Eval Definition
Chunk Utilization
Measures how effectively a language model leverages information from the provided context to produce a coherent and contextually appropriate output.
Evaluation Using Interface
Input:
- Required:
- context: The contextual information provided to the model.
- output: The response generated by the language model.
- Optional:
- input: The original query or instruction given to the model.
Output:
- Score: A percentage score between 0 and 100.
Interpretation:
- Higher scores: Indicate that the model effectively and extensively incorporated the provided context into its response.
- Lower scores: Suggest that the model minimally used or ignored the provided context.
Evaluation Using Python SDK
Click here to learn how to setup evaluation using the Python SDK.
Input | Parameter | Type | Description |
---|---|---|---|
Required | context | string or list[string] | The contextual information provided to the model. |
output | string | The response generated by the language model. | |
Optional | input | string | The original query or instruction given to the model. |
Output | Type | Description |
---|---|---|
Score | float | Returns score between 0 and 1. |
What to Do When Chunk Utilization Score is Low
- Ensure that the context provided is relevant and sufficiently detailed for the model to utilise effectively.
- Modify the input prompt to better guide the model in using the context.

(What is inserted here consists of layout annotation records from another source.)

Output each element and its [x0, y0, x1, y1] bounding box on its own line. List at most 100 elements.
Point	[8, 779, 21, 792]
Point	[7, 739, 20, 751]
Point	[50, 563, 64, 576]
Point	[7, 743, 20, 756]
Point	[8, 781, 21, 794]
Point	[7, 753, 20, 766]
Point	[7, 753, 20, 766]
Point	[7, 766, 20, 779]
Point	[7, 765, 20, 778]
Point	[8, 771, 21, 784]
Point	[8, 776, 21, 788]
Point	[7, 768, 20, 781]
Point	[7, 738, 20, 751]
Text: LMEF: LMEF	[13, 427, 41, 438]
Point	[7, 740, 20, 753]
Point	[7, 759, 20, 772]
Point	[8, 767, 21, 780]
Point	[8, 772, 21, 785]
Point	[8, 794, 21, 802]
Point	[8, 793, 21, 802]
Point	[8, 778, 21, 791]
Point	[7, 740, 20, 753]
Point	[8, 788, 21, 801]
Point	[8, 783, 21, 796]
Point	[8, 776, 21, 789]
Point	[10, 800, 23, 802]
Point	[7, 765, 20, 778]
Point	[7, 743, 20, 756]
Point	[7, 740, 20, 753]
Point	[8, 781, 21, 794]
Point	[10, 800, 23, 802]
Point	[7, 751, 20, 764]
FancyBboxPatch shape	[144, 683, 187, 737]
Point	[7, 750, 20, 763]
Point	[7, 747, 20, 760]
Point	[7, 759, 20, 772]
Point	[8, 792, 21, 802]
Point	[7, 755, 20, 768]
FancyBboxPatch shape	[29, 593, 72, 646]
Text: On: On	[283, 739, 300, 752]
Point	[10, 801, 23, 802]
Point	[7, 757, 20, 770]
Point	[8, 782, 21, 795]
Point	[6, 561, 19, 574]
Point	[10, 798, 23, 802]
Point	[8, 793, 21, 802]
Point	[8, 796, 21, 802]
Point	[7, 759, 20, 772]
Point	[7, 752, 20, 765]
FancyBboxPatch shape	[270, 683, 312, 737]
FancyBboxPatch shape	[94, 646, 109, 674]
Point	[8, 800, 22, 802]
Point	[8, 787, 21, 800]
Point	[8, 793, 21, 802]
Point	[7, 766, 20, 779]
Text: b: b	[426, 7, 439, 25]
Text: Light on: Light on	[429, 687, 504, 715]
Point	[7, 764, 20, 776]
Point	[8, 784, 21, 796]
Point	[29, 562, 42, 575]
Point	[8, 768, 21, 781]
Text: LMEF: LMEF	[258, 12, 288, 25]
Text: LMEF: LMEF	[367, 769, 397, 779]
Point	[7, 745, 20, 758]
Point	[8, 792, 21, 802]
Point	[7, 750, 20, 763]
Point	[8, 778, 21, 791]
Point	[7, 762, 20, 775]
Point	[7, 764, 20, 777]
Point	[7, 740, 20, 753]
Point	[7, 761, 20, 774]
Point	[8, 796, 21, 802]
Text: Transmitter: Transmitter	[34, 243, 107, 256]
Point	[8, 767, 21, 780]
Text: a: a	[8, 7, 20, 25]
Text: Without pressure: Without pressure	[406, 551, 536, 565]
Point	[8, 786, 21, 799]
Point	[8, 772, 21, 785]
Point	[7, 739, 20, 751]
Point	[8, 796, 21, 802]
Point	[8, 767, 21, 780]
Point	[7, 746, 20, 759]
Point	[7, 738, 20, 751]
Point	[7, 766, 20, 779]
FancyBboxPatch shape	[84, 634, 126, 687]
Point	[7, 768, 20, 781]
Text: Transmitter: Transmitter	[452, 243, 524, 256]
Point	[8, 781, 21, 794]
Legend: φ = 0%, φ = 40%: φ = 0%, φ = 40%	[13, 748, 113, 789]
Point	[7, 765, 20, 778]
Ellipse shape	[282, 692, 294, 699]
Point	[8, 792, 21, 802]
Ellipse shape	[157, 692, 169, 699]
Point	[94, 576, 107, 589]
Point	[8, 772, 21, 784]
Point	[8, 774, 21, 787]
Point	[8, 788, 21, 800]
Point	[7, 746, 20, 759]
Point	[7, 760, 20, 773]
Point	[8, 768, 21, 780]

Clearer instructions may help the model understand how to incorporate the context into its response.
- If the model consistently fails to use context, it may require retraining or fine-tuning with more examples that emphasise the importance of context utilization.
Differentiating Chunk Utilization with Chunk Attribution
Chunk Attribution assesses whether the model acknowledges and references the provided context at all, yielding a binary result: Pass if the context is used, or Fail if it is not. In contrast, Chunk Utilization evaluates how effectively the model incorporates that context into its response, producing a score that reflects the depth of its reliance on the information. While Attribution checks if the context was used, Utilization measures how well it was used to generate a meaningful and informed output.